Para outra representante da etnia Xokleng, a jovem Txulu, o julgamento no STF ultrapassa a questão do direito pelas comunidades indígenas. “O julgamento de hoje vai determinar a vida das pessoas indígenas, das nossas crianças, das nossas florestas e dos nossos rios. Então, é importante que toda a sociedade civil, que todos os ministros, senadores entendam que o que está em jogo, hoje, não é somente a questão de um pedaço de chão, mas são as nossas vidas.

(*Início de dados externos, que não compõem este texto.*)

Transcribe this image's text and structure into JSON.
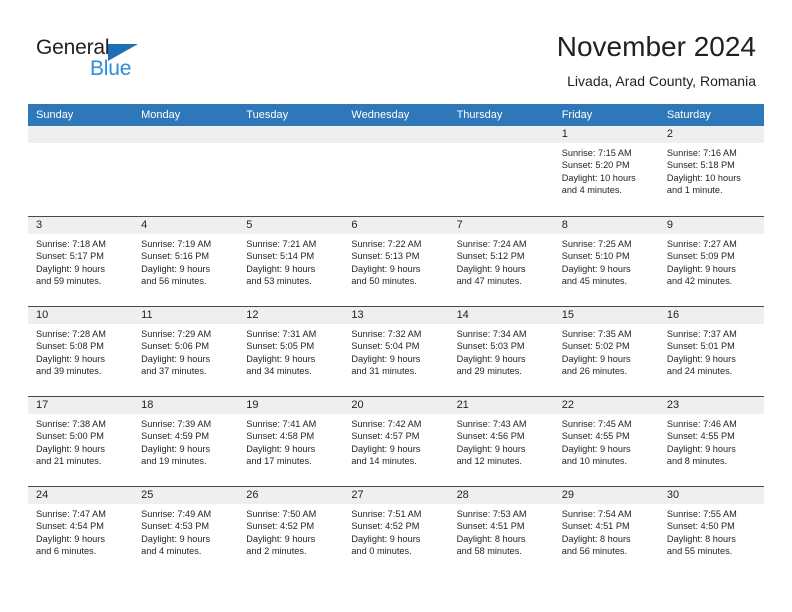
{
  "brand": {
    "name_part1": "General",
    "name_part2": "Blue",
    "accent_color": "#2b8ddc",
    "triangle_color": "#1f6fb5"
  },
  "header": {
    "title": "November 2024",
    "location": "Livada, Arad County, Romania"
  },
  "calendar": {
    "header_color": "#2e77b8",
    "daynum_band_color": "#efeff0",
    "weekday_headers": [
      "Sunday",
      "Monday",
      "Tuesday",
      "Wednesday",
      "Thursday",
      "Friday",
      "Saturday"
    ],
    "weeks": [
      [
        {
          "day": "",
          "lines": []
        },
        {
          "day": "",
          "lines": []
        },
        {
          "day": "",
          "lines": []
        },
        {
          "day": "",
          "lines": []
        },
        {
          "day": "",
          "lines": []
        },
        {
          "day": "1",
          "lines": [
            "Sunrise: 7:15 AM",
            "Sunset: 5:20 PM",
            "Daylight: 10 hours",
            "and 4 minutes."
          ]
        },
        {
          "day": "2",
          "lines": [
            "Sunrise: 7:16 AM",
            "Sunset: 5:18 PM",
            "Daylight: 10 hours",
            "and 1 minute."
          ]
        }
      ],
      [
        {
          "day": "3",
          "lines": [
            "Sunrise: 7:18 AM",
            "Sunset: 5:17 PM",
            "Daylight: 9 hours",
            "and 59 minutes."
          ]
        },
        {
          "day": "4",
          "lines": [
            "Sunrise: 7:19 AM",
            "Sunset: 5:16 PM",
            "Daylight: 9 hours",
            "and 56 minutes."
          ]
        },
        {
          "day": "5",
          "lines": [
            "Sunrise: 7:21 AM",
            "Sunset: 5:14 PM",
            "Daylight: 9 hours",
            "and 53 minutes."
          ]
        },
        {
          "day": "6",
          "lines": [
            "Sunrise: 7:22 AM",
            "Sunset: 5:13 PM",
            "Daylight: 9 hours",
            "and 50 minutes."
          ]
        },
        {
          "day": "7",
          "lines": [
            "Sunrise: 7:24 AM",
            "Sunset: 5:12 PM",
            "Daylight: 9 hours",
            "and 47 minutes."
          ]
        },
        {
          "day": "8",
          "lines": [
            "Sunrise: 7:25 AM",
            "Sunset: 5:10 PM",
            "Daylight: 9 hours",
            "and 45 minutes."
          ]
        },
        {
          "day": "9",
          "lines": [
            "Sunrise: 7:27 AM",
            "Sunset: 5:09 PM",
            "Daylight: 9 hours",
            "and 42 minutes."
          ]
        }
      ],
      [
        {
          "day": "10",
          "lines": [
            "Sunrise: 7:28 AM",
            "Sunset: 5:08 PM",
            "Daylight: 9 hours",
            "and 39 minutes."
          ]
        },
        {
          "day": "11",
          "lines": [
            "Sunrise: 7:29 AM",
            "Sunset: 5:06 PM",
            "Daylight: 9 hours",
            "and 37 minutes."
          ]
        },
        {
          "day": "12",
          "lines": [
            "Sunrise: 7:31 AM",
            "Sunset: 5:05 PM",
            "Daylight: 9 hours",
            "and 34 minutes."
          ]
        },
        {
          "day": "13",
          "lines": [
            "Sunrise: 7:32 AM",
            "Sunset: 5:04 PM",
            "Daylight: 9 hours",
            "and 31 minutes."
          ]
        },
        {
          "day": "14",
          "lines": [
            "Sunrise: 7:34 AM",
            "Sunset: 5:03 PM",
            "Daylight: 9 hours",
            "and 29 minutes."
          ]
        },
        {
          "day": "15",
          "lines": [
            "Sunrise: 7:35 AM",
            "Sunset: 5:02 PM",
            "Daylight: 9 hours",
            "and 26 minutes."
          ]
        },
        {
          "day": "16",
          "lines": [
            "Sunrise: 7:37 AM",
            "Sunset: 5:01 PM",
            "Daylight: 9 hours",
            "and 24 minutes."
          ]
        }
      ],
      [
        {
          "day": "17",
          "lines": [
            "Sunrise: 7:38 AM",
            "Sunset: 5:00 PM",
            "Daylight: 9 hours",
            "and 21 minutes."
          ]
        },
        {
          "day": "18",
          "lines": [
            "Sunrise: 7:39 AM",
            "Sunset: 4:59 PM",
            "Daylight: 9 hours",
            "and 19 minutes."
          ]
        },
        {
          "day": "19",
          "lines": [
            "Sunrise: 7:41 AM",
            "Sunset: 4:58 PM",
            "Daylight: 9 hours",
            "and 17 minutes."
          ]
        },
        {
          "day": "20",
          "lines": [
            "Sunrise: 7:42 AM",
            "Sunset: 4:57 PM",
            "Daylight: 9 hours",
            "and 14 minutes."
          ]
        },
        {
          "day": "21",
          "lines": [
            "Sunrise: 7:43 AM",
            "Sunset: 4:56 PM",
            "Daylight: 9 hours",
            "and 12 minutes."
          ]
        },
        {
          "day": "22",
          "lines": [
            "Sunrise: 7:45 AM",
            "Sunset: 4:55 PM",
            "Daylight: 9 hours",
            "and 10 minutes."
          ]
        },
        {
          "day": "23",
          "lines": [
            "Sunrise: 7:46 AM",
            "Sunset: 4:55 PM",
            "Daylight: 9 hours",
            "and 8 minutes."
          ]
        }
      ],
      [
        {
          "day": "24",
          "lines": [
            "Sunrise: 7:47 AM",
            "Sunset: 4:54 PM",
            "Daylight: 9 hours",
            "and 6 minutes."
          ]
        },
        {
          "day": "25",
          "lines": [
            "Sunrise: 7:49 AM",
            "Sunset: 4:53 PM",
            "Daylight: 9 hours",
            "and 4 minutes."
          ]
        },
        {
          "day": "26",
          "lines": [
            "Sunrise: 7:50 AM",
            "Sunset: 4:52 PM",
            "Daylight: 9 hours",
            "and 2 minutes."
          ]
        },
        {
          "day": "27",
          "lines": [
            "Sunrise: 7:51 AM",
            "Sunset: 4:52 PM",
            "Daylight: 9 hours",
            "and 0 minutes."
          ]
        },
        {
          "day": "28",
          "lines": [
            "Sunrise: 7:53 AM",
            "Sunset: 4:51 PM",
            "Daylight: 8 hours",
            "and 58 minutes."
          ]
        },
        {
          "day": "29",
          "lines": [
            "Sunrise: 7:54 AM",
            "Sunset: 4:51 PM",
            "Daylight: 8 hours",
            "and 56 minutes."
          ]
        },
        {
          "day": "30",
          "lines": [
            "Sunrise: 7:55 AM",
            "Sunset: 4:50 PM",
            "Daylight: 8 hours",
            "and 55 minutes."
          ]
        }
      ]
    ]
  }
}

O advogado Maurício Terena, coordenador jurídico na Apib, acompanhou as discussões sobre o PL 2903, na CCJ do Senado Federal, nesta quarta-feira e lamentou que apenas dez indígenas foram autorizados a acompanhar os debates em torno do PL. Maurício Terena ainda considerou o texto da proposta como mais um ataque dos parlamentares contra os direitos dos povos indígenas.
Terras invadidas
“Não aguentamos mais esse terrorismo, quando temos nossas terras invadidas, madeireiro extraindo riquezas e grileiros invadindo nossos territórios. Nós não aguentamos mais! São séculos de luta. Eu sou um jovem indígena, mas quantos anciões estão aqui, que passaram suas juventudes lutando? É luta atrás de luta para garantir nossos direitos. E só através dessa luta vamos conseguir frear o marco temporal,” disse Terena.
Para o líder indígena, os ocupantes das terras devem recorrer à Justiça para cobrar as indenizações dos governos estatuais e federal. “Não jogue mais uma responsabilidade para nós, povos indígenas do Brasil, para não entrarmos em conflito. Porque no caso de permanecer a tese do ministro Alexandre de Moraes, muitos conflitos ainda irão acontecer.”
Em seguida, por volta das 12h30, os indígenas saíram em marcha pacífica pela Esplanada dos Ministérios até a Praça dos Três Poderes, onde acompanharão o julgamento do STF nesta tarde.